A parte menos intuitiva é que mesmo os participantes que evitaram as principais armadilhas, mas que apresentavam baixo controle de si, ainda mostraram desvantagens mensuráveis aos 32 anos.
Os efeitos cotidianos da impulsividade — interrompendo conversas, esquecendo compromissos, não cumprindo acordos, tendo dificuldades para economizar ou seguir um tratamento médico — geram uma acumulação constante de pequenos custos que, ao longo das décadas, resultam em diferenças significativas em saúde, situação financeira e relacionamentos. Os dados do estudo de Dunedin ilustram claramente essa tendência.
Adultos com baixo controle de si se encontraram, no início da casa dos 30, em uma situação significativamente menos favorável, mesmo que nenhuma decisão radical possa explicar essa diferença.
O que isso muda?

O estudo de Moffitt-Caspi concluiu com uma nota de otimismo cauteloso. Os participantes de Dunedin cuja maestria se desenvolveu entre a infância e a adolescência, e uma proporção significativa deles realmente evoluiu, apresentaram resultados na idade adulta muito superiores ao que seus índices infantis previam.

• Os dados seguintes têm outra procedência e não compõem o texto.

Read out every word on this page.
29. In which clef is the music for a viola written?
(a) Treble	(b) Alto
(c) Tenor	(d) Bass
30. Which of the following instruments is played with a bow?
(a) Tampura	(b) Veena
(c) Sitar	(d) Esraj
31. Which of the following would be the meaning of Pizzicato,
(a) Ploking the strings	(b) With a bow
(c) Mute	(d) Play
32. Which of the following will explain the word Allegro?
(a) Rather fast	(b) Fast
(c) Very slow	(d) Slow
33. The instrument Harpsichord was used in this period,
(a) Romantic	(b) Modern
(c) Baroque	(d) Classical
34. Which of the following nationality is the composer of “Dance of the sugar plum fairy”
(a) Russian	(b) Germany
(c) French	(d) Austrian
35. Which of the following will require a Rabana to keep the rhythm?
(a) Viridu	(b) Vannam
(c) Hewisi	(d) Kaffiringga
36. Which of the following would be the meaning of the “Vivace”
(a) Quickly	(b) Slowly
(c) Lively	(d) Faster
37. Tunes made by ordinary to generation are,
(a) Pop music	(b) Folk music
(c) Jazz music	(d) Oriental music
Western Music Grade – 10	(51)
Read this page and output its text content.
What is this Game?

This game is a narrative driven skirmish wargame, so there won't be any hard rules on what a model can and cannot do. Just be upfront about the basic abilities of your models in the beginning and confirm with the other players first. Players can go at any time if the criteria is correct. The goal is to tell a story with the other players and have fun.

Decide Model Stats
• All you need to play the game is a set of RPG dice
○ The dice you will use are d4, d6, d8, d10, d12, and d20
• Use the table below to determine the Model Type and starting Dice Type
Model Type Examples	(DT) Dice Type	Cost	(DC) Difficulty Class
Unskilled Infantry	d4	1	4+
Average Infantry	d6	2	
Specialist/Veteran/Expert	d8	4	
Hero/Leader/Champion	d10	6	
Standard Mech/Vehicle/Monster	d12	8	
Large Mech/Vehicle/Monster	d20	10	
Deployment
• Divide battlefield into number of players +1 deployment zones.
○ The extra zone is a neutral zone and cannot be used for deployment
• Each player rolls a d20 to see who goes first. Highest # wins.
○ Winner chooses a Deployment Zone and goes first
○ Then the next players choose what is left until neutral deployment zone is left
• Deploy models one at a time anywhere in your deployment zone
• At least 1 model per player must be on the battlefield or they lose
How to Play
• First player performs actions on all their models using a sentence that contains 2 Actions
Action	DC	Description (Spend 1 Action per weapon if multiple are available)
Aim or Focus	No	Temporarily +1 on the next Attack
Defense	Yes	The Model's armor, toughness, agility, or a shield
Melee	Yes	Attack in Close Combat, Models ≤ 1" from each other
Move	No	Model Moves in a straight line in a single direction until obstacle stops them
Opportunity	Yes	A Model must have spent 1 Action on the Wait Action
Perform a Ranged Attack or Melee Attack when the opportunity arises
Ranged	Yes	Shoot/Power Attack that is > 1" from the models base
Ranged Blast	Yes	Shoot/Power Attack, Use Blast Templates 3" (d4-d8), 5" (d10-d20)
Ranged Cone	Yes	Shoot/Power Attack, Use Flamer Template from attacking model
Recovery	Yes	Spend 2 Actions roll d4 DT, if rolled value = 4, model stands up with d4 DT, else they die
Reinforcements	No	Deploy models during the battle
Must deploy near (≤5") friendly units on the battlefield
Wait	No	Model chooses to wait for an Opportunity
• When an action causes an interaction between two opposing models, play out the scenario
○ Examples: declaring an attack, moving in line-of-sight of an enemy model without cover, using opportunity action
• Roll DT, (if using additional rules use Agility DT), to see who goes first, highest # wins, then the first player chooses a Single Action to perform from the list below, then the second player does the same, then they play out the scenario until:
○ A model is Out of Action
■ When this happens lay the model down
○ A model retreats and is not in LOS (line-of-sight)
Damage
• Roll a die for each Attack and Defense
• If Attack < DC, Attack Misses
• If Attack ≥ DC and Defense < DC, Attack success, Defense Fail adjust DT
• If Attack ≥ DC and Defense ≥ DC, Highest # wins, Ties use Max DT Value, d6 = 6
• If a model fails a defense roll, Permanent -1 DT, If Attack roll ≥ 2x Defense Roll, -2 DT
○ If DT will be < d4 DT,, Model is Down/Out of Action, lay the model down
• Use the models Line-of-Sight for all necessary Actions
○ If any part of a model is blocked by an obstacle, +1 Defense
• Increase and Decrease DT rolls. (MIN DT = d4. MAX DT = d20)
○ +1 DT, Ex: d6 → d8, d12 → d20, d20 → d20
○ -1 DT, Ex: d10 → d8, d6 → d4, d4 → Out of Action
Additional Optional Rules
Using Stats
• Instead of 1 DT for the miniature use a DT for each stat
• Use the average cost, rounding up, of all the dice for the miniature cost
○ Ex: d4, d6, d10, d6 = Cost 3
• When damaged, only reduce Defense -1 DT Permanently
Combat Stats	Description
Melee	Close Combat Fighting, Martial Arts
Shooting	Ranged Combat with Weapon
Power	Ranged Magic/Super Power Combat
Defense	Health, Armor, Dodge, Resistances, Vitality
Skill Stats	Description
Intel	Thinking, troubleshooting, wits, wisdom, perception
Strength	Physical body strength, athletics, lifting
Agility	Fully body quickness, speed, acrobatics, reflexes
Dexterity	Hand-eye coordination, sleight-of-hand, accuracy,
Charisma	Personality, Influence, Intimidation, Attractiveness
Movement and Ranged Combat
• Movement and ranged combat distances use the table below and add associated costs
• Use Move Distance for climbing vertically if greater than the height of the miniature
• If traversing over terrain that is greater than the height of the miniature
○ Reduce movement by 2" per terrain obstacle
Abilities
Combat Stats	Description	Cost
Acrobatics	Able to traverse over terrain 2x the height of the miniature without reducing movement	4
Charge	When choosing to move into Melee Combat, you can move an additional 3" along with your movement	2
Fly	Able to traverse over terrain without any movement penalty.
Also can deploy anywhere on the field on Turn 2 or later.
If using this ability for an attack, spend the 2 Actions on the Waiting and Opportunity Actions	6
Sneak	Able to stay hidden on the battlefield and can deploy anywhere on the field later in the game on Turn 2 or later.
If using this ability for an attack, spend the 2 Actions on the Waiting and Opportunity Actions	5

Dito de outra forma, a maestria não é uma característica imutável. Ela evolui, se desenvolve, e essa melhoria repercute positivamente nos resultados obtidos mais tarde na vida.
A equipe propôs, portanto, que intervenções visando desenvolver a maestria na infância e adolescência poderiam ter repercussões significativas.
Vários programas escolares focados em consciência profissional, planejamento e regulação emocional foram avaliados desde 2011, com resultados geralmente promissores.
A equipe de Dunedin continuou a publicar atualizações a partir de avaliações subsequentes, incluindo resultados aos 38 e 45 anos, confirmando amplamente as conclusões iniciais de 2011.
O estudo de Dunedin continua…

A avaliação aos 52 anos está em andamento e deverá ser concluída no final de 2026. Novas coortes de crianças dos participantes, a “estudo da próxima geração”, estão sendo acompanhadas paralelamente, permitindo que a equipe de pesquisa analise como os padrões de autocontrole, saúde mental e trajetórias de vida se transmitem de geração em geração.
Os 1.037 bebês nascidos no hospital Queen Mary de Dunedin entre abril de 1972 e março de 1973 contribuíram coletivamente mais do que qualquer outro grupo humano estudado para esclarecer a relação entre experiências na infância e a vida adulta.
O resultado mais reproduzível é que as crianças capazes de se autocontrolar tornaram-se adultos cuja vida era significativamente melhor, em quase todos os campos mensurados pelos investigadores.
O grande desafio, que muitos já suspeitavam, é que é muito mais fácil identificar essa capacidade em uma criança de cinco anos do que transmiti-la.
Este artigo é apenas para fins informativos e reflexivos. Não deve ser considerado como conselho médico, psicológico ou profissional. As ideias aqui apresentadas são baseadas em pesquisas publicadas e observações editoriais, e não resultam de uma avaliação clínica. Para a sua situação particular, consulte um profissional qualificado.